I’m too worn out from editing (hey, maybe I can get Anthony to do the indexing later… he seemed to enjoy it with the journal issue he put together recently. Kudos to Anthony)… To resume my thought, I’m too worn out to build on Jodi’s fascinating observations (why can’t I deploy theory with respect to the day to day like that?), but I wonder how this example of parody might fit with the model she suggests in her post. It seems to me that Jodi’s remarks revolve around the perspective of the speaker and the way in which they strive to defend against some desire. For instance, I might use sarcasm or irony as a way of managing uncomfortable desires with respect to the person I’m talking to. These desires might be something as simple as the desire to be recognized and the worry that I won’t, to more profound desires pertaining to love and friendship. Sarcasm can then function as a sort of defense by allowing me to diffuse the powerful jouissance that threatens the integrity of my being in relation to the person I’m speaking with. In the clinic, descriptions of such jouissance often come up when the analysand is describing their relation to certain privileged Others in their interpersonal relations. They might talk about feeling overwhelmed by these feelings, as if their bodily integrity has somehow been pierced or invaded. Certain rhetorical maneuvers then set in to diffuse this tension and re-establish equilibrium or a safe distance. All of this, of course, can be deeply paradoxical as the jouissance can be experienced as pleasurable yet overwhelming, like an intense feeling of love that is too much to bear. I once heard an analysand worry over whether his face might “blow off” (an interesting choice of words) during certain moments with his lover. He took tremendous pleasure from these encounters, but also felt that he must flee them.
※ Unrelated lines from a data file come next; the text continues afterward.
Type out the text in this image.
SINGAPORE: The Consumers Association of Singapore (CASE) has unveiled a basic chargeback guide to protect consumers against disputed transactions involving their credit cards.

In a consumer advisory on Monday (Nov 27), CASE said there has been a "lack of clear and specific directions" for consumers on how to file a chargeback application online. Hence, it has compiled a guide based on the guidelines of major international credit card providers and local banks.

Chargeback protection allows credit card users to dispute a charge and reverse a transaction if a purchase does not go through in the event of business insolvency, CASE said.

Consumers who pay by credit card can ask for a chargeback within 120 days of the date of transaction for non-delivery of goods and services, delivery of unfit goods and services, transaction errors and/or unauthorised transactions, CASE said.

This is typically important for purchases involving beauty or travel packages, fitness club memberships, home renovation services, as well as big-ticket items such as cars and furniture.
At any rate, the parody and humor at work in this demonstration seems to be about something different. Here the clowns do not seem to be defending themselves, so much as they seem to be distancing the neo-nazis from their own signifiers, causing them to slide this way and that through a series of equivocations and pseudo-homonyms. Not only does a recoding of the hate speech take place, but something like the analytic discourse institutes itself by virtue of the clowns not receiving the neo-nazi’s messages (thereby underlining Lacan’s aphorism that “all communication is miscommunication” in a rather pointed way). What are we to make of the way the message strategically fails to be received in this particular protest? Lacan argues that all messages have their ideal receiver or Other– the person to whom that message is addressed. By undermining the reception of the message, do the clowns also undermine the Other for whom the neo-nazis stage their message? Finally, what role does a third observer– neither clowns nor neo-nazis but those witnessing the event –play in this encounter, and how does the clown’s strategy transform the neo-nazis relationship to this third? At any rate, I’m tickled to see such inventiveness in a protest.